From the first days of this year, Bitcoin Cash (BCH/USD) was moving higher, while trading above its short-term upside support line taken from the low of January 3rd. But on February 16th, the crypto took a strong hit and gapped down below that line. After that, BCH/USD did recover some of its losses, but eventually slid back down again. Now the price is close to testing its key support area, at 365.00, which is the current low of February. For now, we will take a bearish approach, but will wait for a break below that area in order to get comfortable with further declines.
As mentioned above, we will get more comfortable with lower areas, if we see a price-drop below the 365.00 hurdle. This way, more sellers could join in and drive the crypto lower. That’s when we will target the 337.00 obstacle, or even the 324.00 hurdle, marked by an intraday swing high of January 24th. BCH/USD might get a hold-up around there, or even correct back up a bit. However, if the bears are still feeling comfortable, another test and a break of the 324.00 zone may clear the path to the 295.00 level, marked by the lowest point of January.

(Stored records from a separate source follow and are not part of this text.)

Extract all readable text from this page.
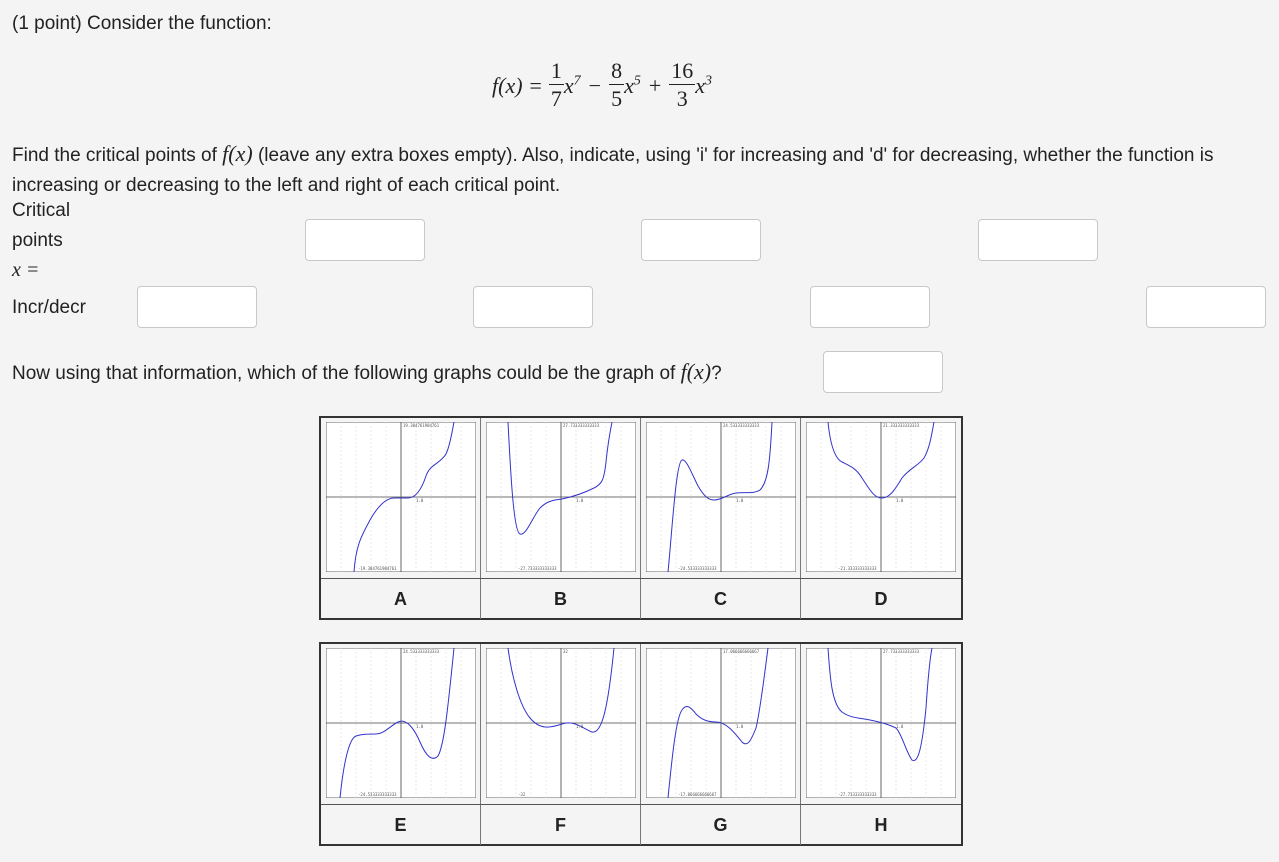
(1 point) Consider the function:
$f(x) = \frac{1}{7} x^7 - \frac{8}{5} x^5 + \frac{16}{3} x^3$
Find the critical points of f(x) (leave any extra boxes empty). Also, indicate, using 'i' for increasing and 'd' for decreasing, whether the function is increasing or decreasing to the left and right of each critical point.
Critical
points
x =
Incr/decr
Now using that information, which of the following graphs could be the graph of f(x)?
19.304761904761
-19.304761904761
1.0
27.733333333333
-27.733333333333
1.0
24.533333333333
-24.533333333333
1.0
21.333333333333
-21.333333333333
1.0
A	B	C	D
24.533333333333
-24.533333333333
1.0
32
-32
1.0
17.066666666667
-17.066666666667
1.0
27.733333333333
-27.733333333333
1.0
E	F	G	H
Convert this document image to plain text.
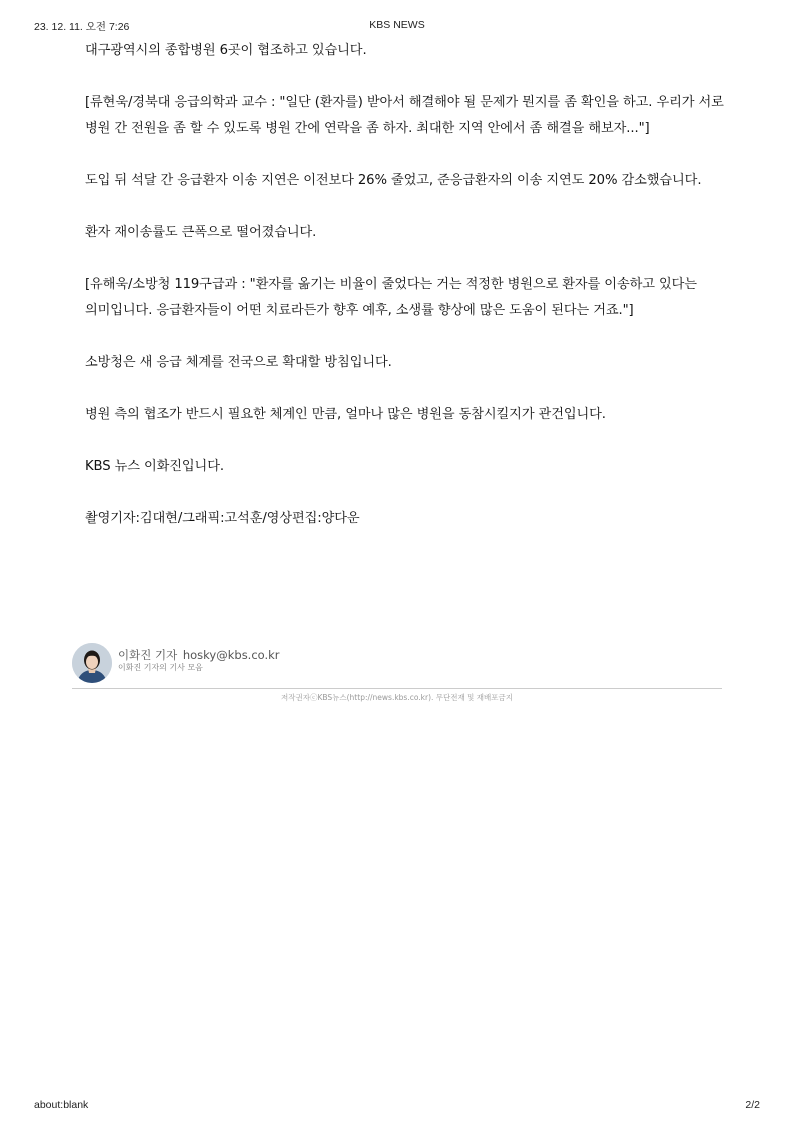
23. 12. 11. 오전 7:26	KBS NEWS

대구광역시의 종합병원 6곳이 협조하고 있습니다.

[류현욱/경북대 응급의학과 교수 : "일단 (환자를) 받아서 해결해야 될 문제가 뭔지를 좀 확인을 하고. 우리가 서로 병원 간 전원을 좀 할 수 있도록 병원 간에 연락을 좀 하자. 최대한 지역 안에서 좀 해결을 해보자..."]

도입 뒤 석달 간 응급환자 이송 지연은 이전보다 26% 줄었고, 준응급환자의 이송 지연도 20% 감소했습니다.

환자 재이송률도 큰폭으로 떨어졌습니다.

[유해욱/소방청 119구급과 : "환자를 옮기는 비율이 줄었다는 거는 적정한 병원으로 환자를 이송하고 있다는 의미입니다. 응급환자들이 어떤 치료라든가 향후 예후, 소생률 향상에 많은 도움이 된다는 거죠."]

소방청은 새 응급 체계를 전국으로 확대할 방침입니다.

병원 측의 협조가 반드시 필요한 체계인 만큼, 얼마나 많은 병원을 동참시킬지가 관건입니다.

KBS 뉴스 이화진입니다.

촬영기자:김대현/그래픽:고석훈/영상편집:양다운

이화진 기자 hosky@kbs.co.kr
이화진 기자의 기사 모음
저작권자ⓒKBS뉴스(http://news.kbs.co.kr). 무단전재 및 재배포금지
about:blank	2/2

Although our oscillators, the RSI and the MACD, are well below their equilibrium lines, still, there is a bit of room for some more downside. The RSI continues to drift below 50 and the MACD remains below zero and its trigger lines. Both indicators are currently somewhat in support of the downside scenario.
The alternative scenario here could be triggered if the price rises above the 427.00 area, which is the high of February 18th. If so, we will then aim for the 456.00 obstacle, a break of which may clear the path to the 496.00 level, marked by the current highest point of this year.